Probably the most unique feature of the Cooch House is the fact that a member of the Cooch family has occupied it for seven generations. The first two stories of the house were built in 1760 by Thomas Cooch and it may well be the oldest house in Delaware having the same family name. The land on which it stands has been in the family for 254 years. Thomas Cooch’s great grandson, Levi Griffith Cooch, added a third story and rear wing around 1865. The house is safely situated on a rise facing east
towards the Christina River, approximately 150 feet away. To the north of the house is a smokehouse or springhouse
built of stone in the late 1700s. At the entrance to the drive leading to the house from Old Baltimore Pike is a Revolutionary War monument commemorating the Battle of Cooch’s Bridge, erected by the Patriotic Societies and Citizens of Delaware. It was dedicated September 3, 1901 and consists of a granite marker surrounded by four cannons.

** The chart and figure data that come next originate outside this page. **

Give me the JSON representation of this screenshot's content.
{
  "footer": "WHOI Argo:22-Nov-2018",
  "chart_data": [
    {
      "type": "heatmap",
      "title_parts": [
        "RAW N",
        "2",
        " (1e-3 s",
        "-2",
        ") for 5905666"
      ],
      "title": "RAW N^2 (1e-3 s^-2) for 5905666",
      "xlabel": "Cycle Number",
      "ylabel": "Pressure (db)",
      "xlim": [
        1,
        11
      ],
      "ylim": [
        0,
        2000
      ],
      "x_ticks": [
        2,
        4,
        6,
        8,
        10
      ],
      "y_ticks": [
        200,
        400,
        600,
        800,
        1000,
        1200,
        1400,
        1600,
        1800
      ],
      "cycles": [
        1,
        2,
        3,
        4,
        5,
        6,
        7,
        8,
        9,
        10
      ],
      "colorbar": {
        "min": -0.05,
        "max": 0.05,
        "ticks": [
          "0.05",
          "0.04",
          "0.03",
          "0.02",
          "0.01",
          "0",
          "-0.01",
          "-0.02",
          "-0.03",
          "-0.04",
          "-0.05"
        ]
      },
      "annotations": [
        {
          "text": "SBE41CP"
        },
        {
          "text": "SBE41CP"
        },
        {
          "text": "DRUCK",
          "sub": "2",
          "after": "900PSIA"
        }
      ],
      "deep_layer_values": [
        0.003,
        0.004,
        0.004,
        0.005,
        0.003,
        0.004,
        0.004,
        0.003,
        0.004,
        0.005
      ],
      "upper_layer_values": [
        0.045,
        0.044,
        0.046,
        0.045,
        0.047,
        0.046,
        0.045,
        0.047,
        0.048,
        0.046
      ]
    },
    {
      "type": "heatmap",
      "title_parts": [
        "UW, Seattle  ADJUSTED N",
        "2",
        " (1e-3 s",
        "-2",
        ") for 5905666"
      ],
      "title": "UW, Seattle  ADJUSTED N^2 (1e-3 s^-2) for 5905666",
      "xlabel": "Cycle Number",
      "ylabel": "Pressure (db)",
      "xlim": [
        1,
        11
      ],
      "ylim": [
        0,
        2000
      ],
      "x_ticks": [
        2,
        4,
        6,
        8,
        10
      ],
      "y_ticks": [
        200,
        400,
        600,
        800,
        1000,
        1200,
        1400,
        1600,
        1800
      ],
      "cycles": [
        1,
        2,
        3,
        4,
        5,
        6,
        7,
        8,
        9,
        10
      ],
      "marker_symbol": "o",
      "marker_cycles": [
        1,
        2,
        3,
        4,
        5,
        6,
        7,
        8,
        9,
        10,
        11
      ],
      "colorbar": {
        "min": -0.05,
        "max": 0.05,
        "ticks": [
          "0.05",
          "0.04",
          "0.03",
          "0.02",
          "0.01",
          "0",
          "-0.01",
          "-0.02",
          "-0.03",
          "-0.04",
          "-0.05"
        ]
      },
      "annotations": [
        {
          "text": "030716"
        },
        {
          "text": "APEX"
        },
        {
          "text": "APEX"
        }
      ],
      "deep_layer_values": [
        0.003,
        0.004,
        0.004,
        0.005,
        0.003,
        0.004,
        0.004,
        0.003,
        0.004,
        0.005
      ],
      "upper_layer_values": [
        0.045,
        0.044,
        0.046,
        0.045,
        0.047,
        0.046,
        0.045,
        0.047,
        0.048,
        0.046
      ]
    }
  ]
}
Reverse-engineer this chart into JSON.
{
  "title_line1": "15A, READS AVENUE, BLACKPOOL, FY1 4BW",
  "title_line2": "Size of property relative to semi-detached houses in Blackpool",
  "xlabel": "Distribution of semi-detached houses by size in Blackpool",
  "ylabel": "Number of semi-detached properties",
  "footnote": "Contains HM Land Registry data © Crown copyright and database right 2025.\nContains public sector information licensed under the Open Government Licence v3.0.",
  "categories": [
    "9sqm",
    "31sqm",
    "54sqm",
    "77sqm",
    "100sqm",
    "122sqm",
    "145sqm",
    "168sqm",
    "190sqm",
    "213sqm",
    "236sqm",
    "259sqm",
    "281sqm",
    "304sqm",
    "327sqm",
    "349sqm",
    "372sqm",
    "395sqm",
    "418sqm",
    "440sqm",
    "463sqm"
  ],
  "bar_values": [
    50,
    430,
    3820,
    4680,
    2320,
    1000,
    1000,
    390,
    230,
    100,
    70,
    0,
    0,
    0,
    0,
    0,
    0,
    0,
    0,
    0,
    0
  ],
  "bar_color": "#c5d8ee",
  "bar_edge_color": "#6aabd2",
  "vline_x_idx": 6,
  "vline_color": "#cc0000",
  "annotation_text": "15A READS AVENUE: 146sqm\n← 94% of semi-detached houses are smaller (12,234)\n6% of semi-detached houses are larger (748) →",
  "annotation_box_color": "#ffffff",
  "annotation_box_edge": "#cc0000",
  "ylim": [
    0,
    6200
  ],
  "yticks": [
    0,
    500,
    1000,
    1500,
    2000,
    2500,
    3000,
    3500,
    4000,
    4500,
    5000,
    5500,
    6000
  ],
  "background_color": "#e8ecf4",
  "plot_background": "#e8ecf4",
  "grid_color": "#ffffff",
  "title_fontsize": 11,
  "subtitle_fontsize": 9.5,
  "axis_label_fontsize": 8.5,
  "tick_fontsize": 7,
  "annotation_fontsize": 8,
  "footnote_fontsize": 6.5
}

The British commander Lord Cornwallis occupied the Cooch house as his headquarters (according to the Cooch family his horse was occupying the parlor) until the army resumed its advance toward Philadelphia on September 8, 1777. At the request of General Washington the mill stone was removed to prevent the British from making flour, which may have prompted Cornwallis to order his men to burn the mill.
Just a few feet to the east of the monument is a bridge over the Christina River that carries the name of the Revolutionary battle
which is alleged to be the first place the Stars and Stripes were carried into battle. The current bridge, number 336, was built in
1922. Prior to that it was an iron bridge, erected in 1881. Before that a covered bridge built in 1846 spanned the stream. How many
bridges preceded it is unknown, but certainly the British crossed over a Cooch's Bridge in 1777 and the road was in existence for more than 100 years before that.
Thomas Cooch (the first generation Cooch in Pencader Hundred) was a miller and upon arriving from Hatfield, England in 1746 he purchased 200 acres containing a grist and saw mill. Thomas also started a family tradition that has lasted to this day- a tradition of proud service to the State of Delaware. When Delaware was preparing for the Revolution in 1775 a militia was organized in New
Castle and Thomas Cooch was elected Colonel for the lower half of the County. Prior to that he had served as a captain in the French and Indian War. By the time of his death in 1791 Thomas was the owner of more than 850 acres with not only the mills but an
ironworks. He had created a dynasty that is today the hub of the Pencader Historic Area. Two previous owners of the mills and
ironworks worth noting were Sir William Keith, the Governor of Pennsylvania and the Three Lower Counties, and John England.
The Cooch descendants are justifiably proud of their military, political and occupational service to Delaware and just as proud of
their ancestral bloodline. The family tree follows a path to five of the Colonial governors of New England, twelve of the Barons of
Runnimede and the Royal families of England, Scotland, and France to include Alfred the Great and William the Conqueror.
One passion that the Cooch family possesses, to the delight of historians, is their quest for the preservation of local history. Francis A. Cooch wrote Little Known History of Newark, Delaware and Its Environ’s printed at the Press of Kells in 1936. Edward W. Cooch, Sr., Lieutenant-Governor of Delaware (1936-1940) authored; History of Iron Hill, The Folks of Welsh Tract, Pencader Chief Chair of Presbyterianism, Lafayette at Christiana, Valentine Hollingsworth and Newark Monthly Meeting, Delaware Historic Events 1946, The Battle of Cooch’s Bridge 1940, and History of Hiram Lodge no. 25, A.F.&A.M., of Newark, Delaware…1945. The current inhabitant of the Cooch House is Edward W. Cooch Jr., who has been practicing law for 50 years and has his own law firm Cooch and Taylor. He has given countless talks on local history. His son Richard Rodney Cooch, who wrote A History of Christiana, Delaware published in 1976, is currently a Delaware Superior Court Judge.